We bought the seeds locally to inject cash into the community,” Mayodi notes.

As the distribution in Banashewa begins, the omda (chief) is summoned to receive the first buckets of maize and sorghum seeds, as a symbolic gesture. The chief, called Yousef, would likely have been present already but was only able to make a brief appearance, as he was presiding over the village court– at issue was the question of two men who had allegedly claimed the same woman as their wife.

Before taking the buckets of seeds, Yousef, a small older man wearing matching white pants and a shirt addresses the gathered crowd, speaking in the local Mabaan language.

“We will plant these seeds, and if there is rain, I know we will be able to succeed,” he says authoritatively, his voice quieting more than 150 people waiting. “God is the one who will make it possible.”

Finished speaking to the crowd, Yousef moves to the front of the line, collecting a bright green plastic bucket. Dried yellow and red maize kernels are spread out on a plastic sheet; he plunges the bucket into the pile, filling it. Setting the bucket back down on the pile, he brushes his hand
across the top, leveling the kernels at the top of the rim with a smile.

The sacks of maize empty quickly- fortunately, dozens of bags of sorghum seed remain. As people collect the seeds in their buckets, hollowed-out gara (calabash) bowls, and tied-together headscarves and mosquito nets, the piles quickly disappear. Two young men struggle to haul
additional sacks out of the grass-and-mud storehouse, staggering under the 100-kilogram (220 lb.) load before dropping it onto the plastic sheet.

Elizabeth Yelo, 24, is the first woman to come to the head of the line. She has waited for almost an hour. Her orange and pink sash is tied across a red t-shirt- a patterned headband keeps the sweat out of her eyes. She is collecting seeds to plant for herself and her two-year-old son, named Sankwat; as a single mother, she has few means by which to support herself, making the sorghum she receives today all the more vital.

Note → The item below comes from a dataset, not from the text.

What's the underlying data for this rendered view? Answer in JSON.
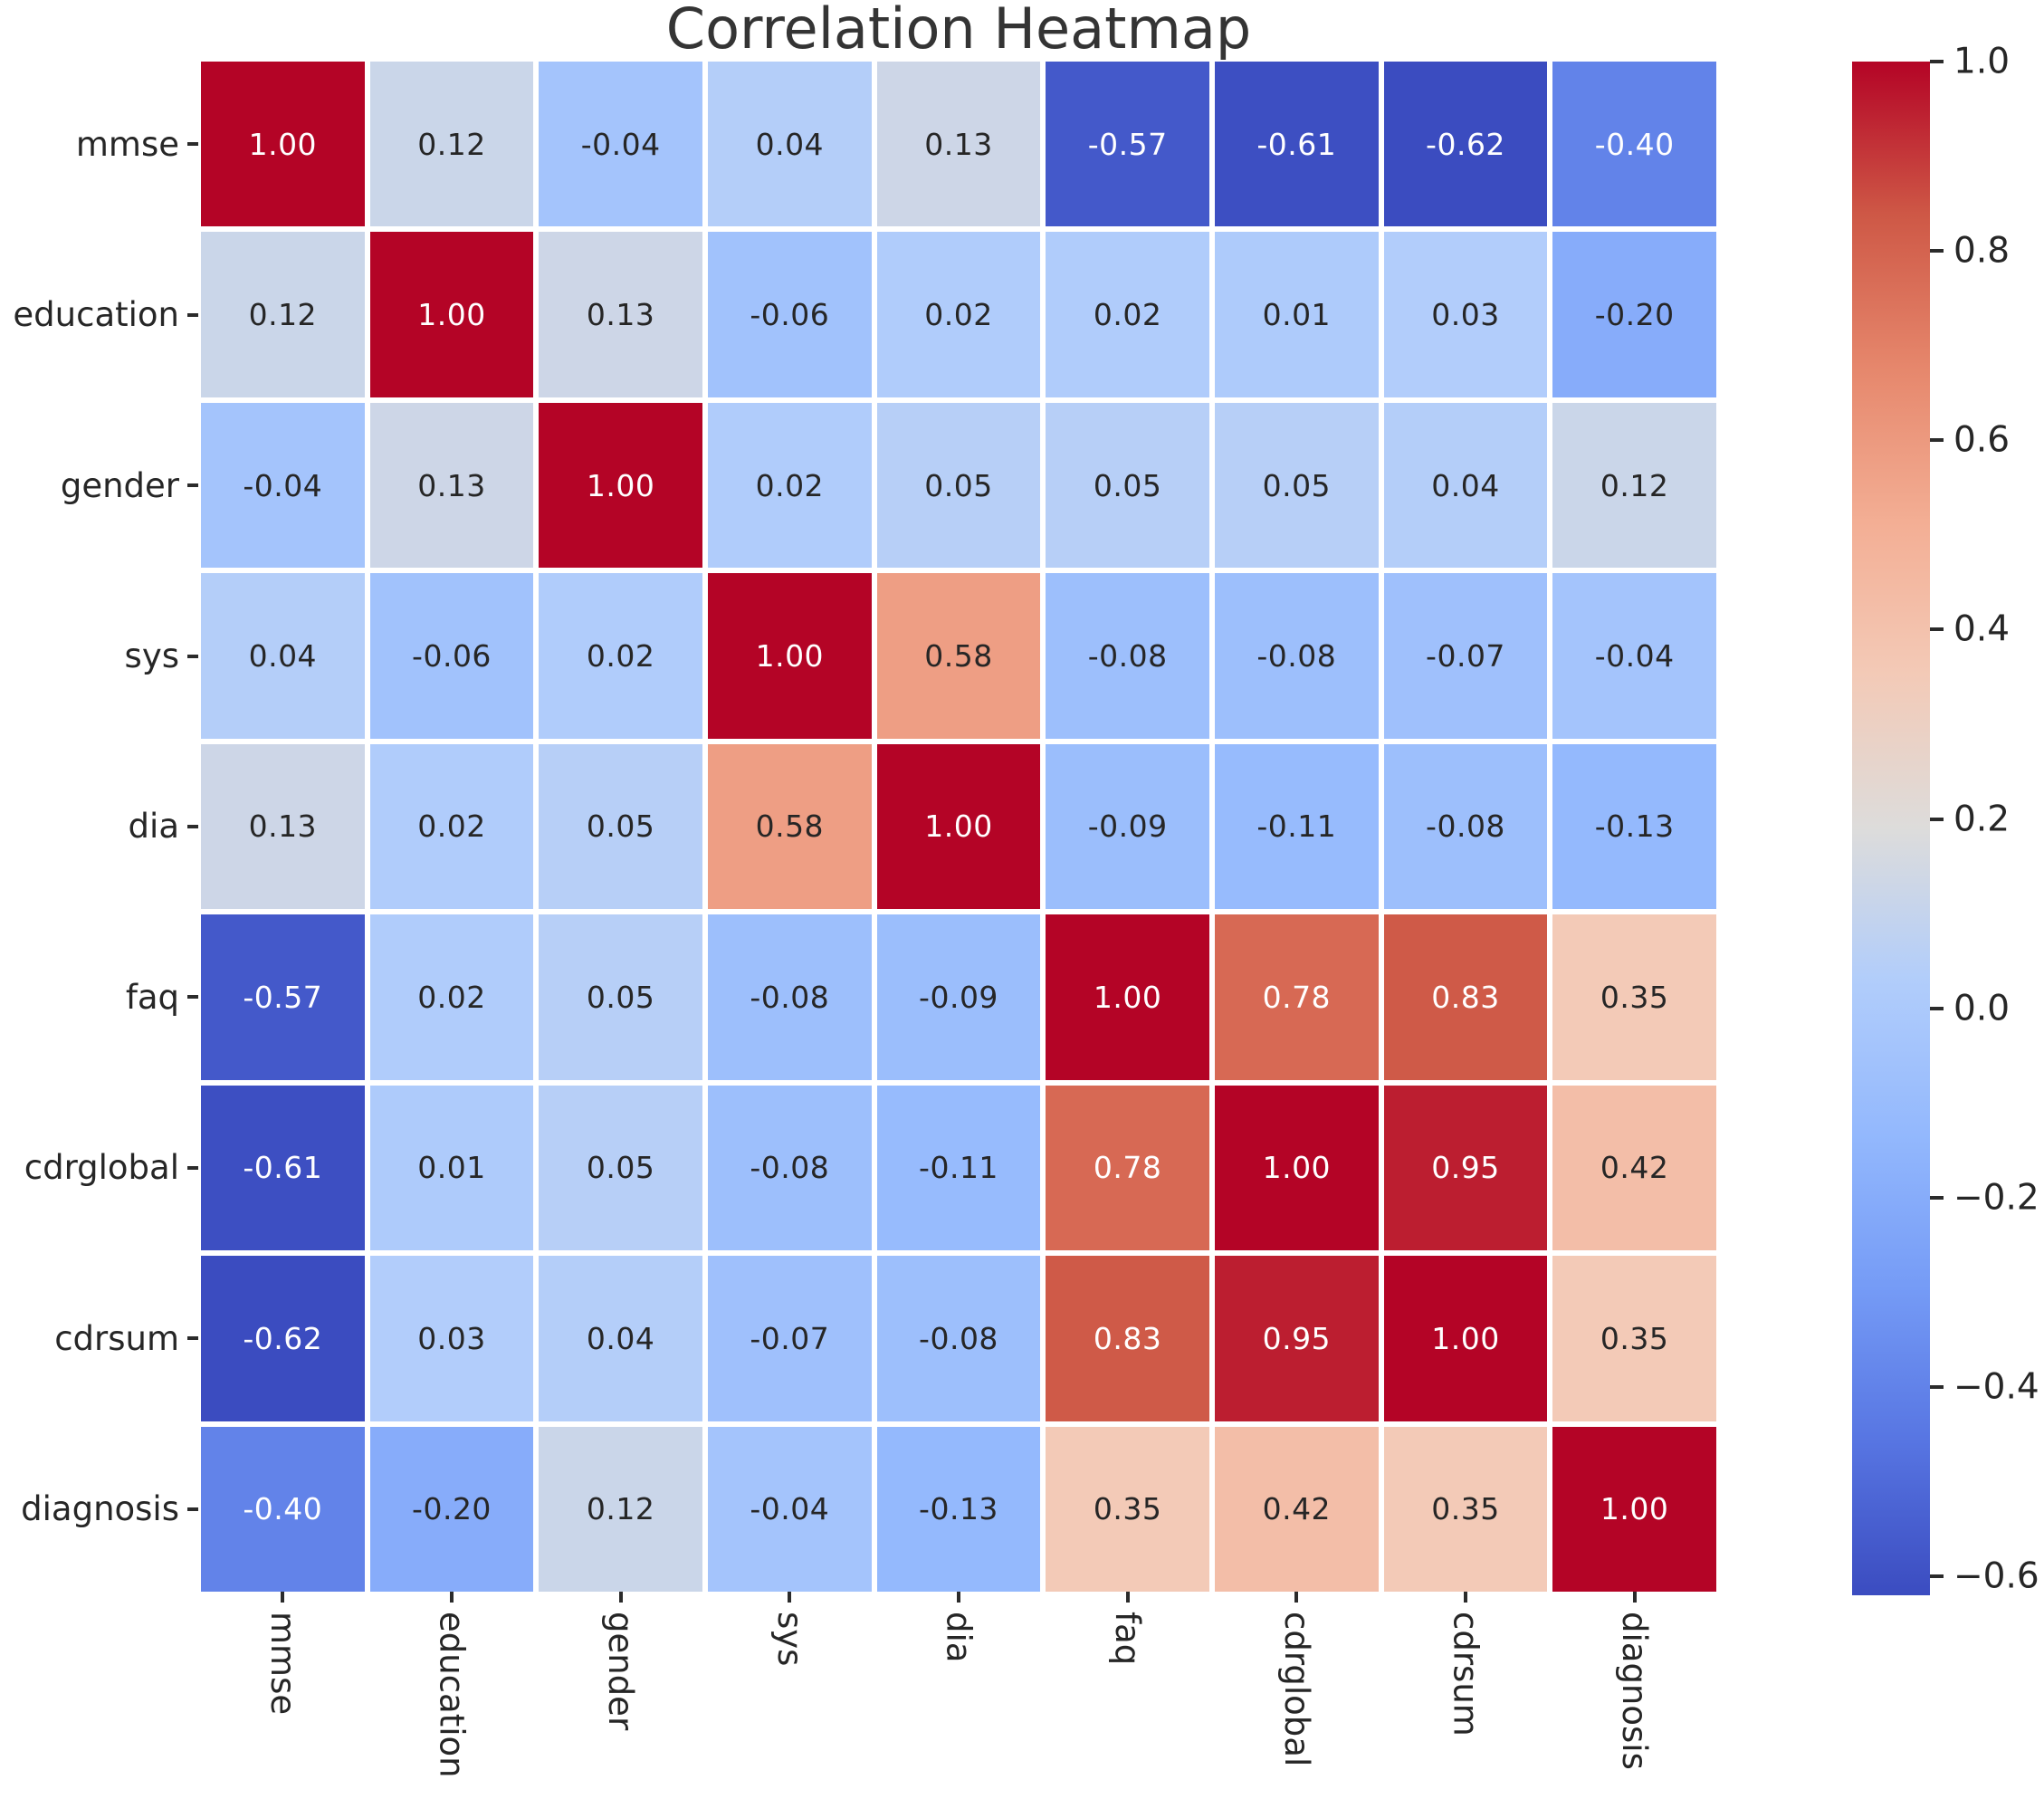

“I’m alone and want to farm so I can help my child,” she says, speaking in Mabaan through a translator. “If I don’t have these seeds, I can’t plant anything.” Placing a plastic bucket on the ground, Mayodi pours in sorghum seeds; as she moves out of line, Simon, a volunteer community mobilizer with Mercy Corps, hands her the metal heads for a pick and a hoe, tools she can use to break up the hard earth and plant. Placing the tools into the bucket along with the seeds, she balances it atop her head and walks off.

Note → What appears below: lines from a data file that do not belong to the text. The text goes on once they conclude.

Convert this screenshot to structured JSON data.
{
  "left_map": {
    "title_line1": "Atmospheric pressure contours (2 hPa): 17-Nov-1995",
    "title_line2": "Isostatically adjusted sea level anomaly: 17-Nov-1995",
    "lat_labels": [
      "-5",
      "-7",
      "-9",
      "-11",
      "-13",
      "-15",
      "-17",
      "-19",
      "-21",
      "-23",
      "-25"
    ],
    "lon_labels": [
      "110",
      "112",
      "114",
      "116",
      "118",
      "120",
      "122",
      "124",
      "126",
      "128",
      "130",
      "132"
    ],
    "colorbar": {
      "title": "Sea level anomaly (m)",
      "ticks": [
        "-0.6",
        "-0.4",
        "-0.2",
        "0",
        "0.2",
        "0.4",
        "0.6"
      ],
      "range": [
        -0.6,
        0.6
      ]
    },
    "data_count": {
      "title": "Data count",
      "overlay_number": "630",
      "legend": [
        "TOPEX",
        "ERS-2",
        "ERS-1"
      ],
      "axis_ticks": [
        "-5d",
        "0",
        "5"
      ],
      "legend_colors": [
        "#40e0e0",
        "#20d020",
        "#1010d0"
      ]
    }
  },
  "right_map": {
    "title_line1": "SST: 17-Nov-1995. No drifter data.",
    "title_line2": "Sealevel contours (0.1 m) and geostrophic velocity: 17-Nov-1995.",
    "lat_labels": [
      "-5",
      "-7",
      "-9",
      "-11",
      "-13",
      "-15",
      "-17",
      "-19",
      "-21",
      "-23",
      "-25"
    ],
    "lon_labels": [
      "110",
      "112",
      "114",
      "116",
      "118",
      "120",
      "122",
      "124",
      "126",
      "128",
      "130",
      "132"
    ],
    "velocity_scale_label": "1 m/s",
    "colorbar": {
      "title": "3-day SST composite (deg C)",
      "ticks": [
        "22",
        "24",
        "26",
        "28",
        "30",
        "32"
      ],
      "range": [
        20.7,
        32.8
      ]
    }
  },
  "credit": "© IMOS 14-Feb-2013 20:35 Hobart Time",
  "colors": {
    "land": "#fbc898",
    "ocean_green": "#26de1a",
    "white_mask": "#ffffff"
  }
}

Farther down the line, Deng Chuba waits. A blue-and-black knit cap is pulled down across his forehead, and he carries a large bucket. He has only recently arrived in Banashewa, and the seeds will be a critical first step for him, his wife, and their four children.

“It’s very helpful to us, since we just arrived here,” he says in a gravelly voice, speaking Arabic. “I can grow a crop that will multiply and get bigger.”

As the supply of seeds begins to dwindle, Gaga Goofoe comes to the head of the line. A wizened-looking old woman, she has a few wisps of thin white hair, a pair of metal hoop earrings, and sunken brown eyes clouded by time and cataracts. A middle-aged man, possibly her son, waits with her; Goofoe holds his shoulder to keep herself steady in the blazing sun.

“My son will cultivate for me,” she says in a voice barely above a whisper, when asked what she plans to do with the seeds. “I can grow a big crop with this.”

When the seeds are exhausted, the distribution comes to an end. As Mayodi, Wenesa, and the others fold the tarps and sort registration forms, a small boy who looks to be about three- years-old walks up, carrying an empty plastic water bottle. He grabs one of the few remaining handfuls of sorghum seeds in his small fist, and drops them into the mouth of the bottle. Filling it just under halfway, he gives a small smile and trudges off determinedly away from the rest of the crowd, heading away from the houses, and towards the waiting fields.